Fred Frederikse: When we visited Melbourne in 2001 Osama bin Laden had just leveled the Twin Towers in New York and air travel had changed dramatically.

Cyber larrikin publisher and activist Julian Assange had lived in about 30 different Australian towns before settling in Melbourne as a teenager. Assange studied maths, physics and programming at the University of Melbourne before helping set up Wikileaks in 2006. Assange got into serious trouble in 2010 when Wikileaks published the Baghdad airstrike collateral murder video supplied by Chelsea Manning.

The US Government didn't appreciate being shown to the world to be war criminals but the Obama administration did not prosecute Assange because "there was no evidence that his actions differed from those of a journalist".

Not surprisingly all that changed with Donald Trump and Assange has been charged with violating the US Espionage Act.
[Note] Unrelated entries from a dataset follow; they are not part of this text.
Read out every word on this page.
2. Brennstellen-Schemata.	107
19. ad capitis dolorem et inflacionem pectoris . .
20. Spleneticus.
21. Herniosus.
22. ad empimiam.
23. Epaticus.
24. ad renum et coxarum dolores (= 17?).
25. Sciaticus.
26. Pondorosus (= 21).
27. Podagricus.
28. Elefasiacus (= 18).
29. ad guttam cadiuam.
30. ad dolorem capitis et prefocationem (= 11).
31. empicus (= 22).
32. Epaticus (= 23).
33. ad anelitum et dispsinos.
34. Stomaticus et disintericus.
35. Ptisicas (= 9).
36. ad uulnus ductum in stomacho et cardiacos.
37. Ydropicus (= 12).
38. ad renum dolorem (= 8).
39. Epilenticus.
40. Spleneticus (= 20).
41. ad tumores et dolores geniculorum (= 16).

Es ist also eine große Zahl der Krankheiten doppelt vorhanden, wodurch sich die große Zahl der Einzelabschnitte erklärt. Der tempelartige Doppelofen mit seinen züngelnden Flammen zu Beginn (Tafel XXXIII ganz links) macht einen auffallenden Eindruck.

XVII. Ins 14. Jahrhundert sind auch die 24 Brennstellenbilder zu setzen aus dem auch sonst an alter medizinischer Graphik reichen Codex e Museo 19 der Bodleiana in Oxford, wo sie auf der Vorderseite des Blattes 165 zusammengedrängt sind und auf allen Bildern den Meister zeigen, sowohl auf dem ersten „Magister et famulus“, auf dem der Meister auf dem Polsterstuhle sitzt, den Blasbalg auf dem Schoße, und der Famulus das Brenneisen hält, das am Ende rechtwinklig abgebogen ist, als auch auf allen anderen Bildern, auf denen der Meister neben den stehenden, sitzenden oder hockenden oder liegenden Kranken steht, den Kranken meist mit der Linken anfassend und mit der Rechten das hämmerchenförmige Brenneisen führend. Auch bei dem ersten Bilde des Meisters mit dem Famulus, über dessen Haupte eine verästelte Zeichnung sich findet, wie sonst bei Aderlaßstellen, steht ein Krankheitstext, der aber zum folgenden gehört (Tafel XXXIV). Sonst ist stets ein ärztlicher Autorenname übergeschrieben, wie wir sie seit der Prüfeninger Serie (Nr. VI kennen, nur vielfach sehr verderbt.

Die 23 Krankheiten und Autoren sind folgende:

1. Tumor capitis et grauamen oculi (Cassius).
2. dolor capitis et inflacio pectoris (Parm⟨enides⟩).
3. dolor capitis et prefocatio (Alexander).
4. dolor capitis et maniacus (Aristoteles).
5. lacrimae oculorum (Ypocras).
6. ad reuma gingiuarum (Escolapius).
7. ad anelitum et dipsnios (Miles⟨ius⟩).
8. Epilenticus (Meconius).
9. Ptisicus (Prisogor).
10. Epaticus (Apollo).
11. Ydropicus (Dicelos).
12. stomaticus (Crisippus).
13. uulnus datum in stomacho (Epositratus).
Currently held in the "British Guantanamo", HMP Belmarsh pending extradition, Assange has effectively been a political prisoner since seeking refuge in the Ecuadorian embassy 10 years ago.

Last year the UN special rapporteur on torture reported overwhelming evidence Assange was subjected to psychological torture and 60 Australian doctors petitioned Marize Payne, Australian Minister of Foreign Affairs, to evacuate Assange to an Australian hospital. Their request was declined.

Australian Prime Minister Scott Morrison was not about to forgive Julian Assange for breaching Five Eyes intelligence and Donald Trump wants Wikileaks closed down.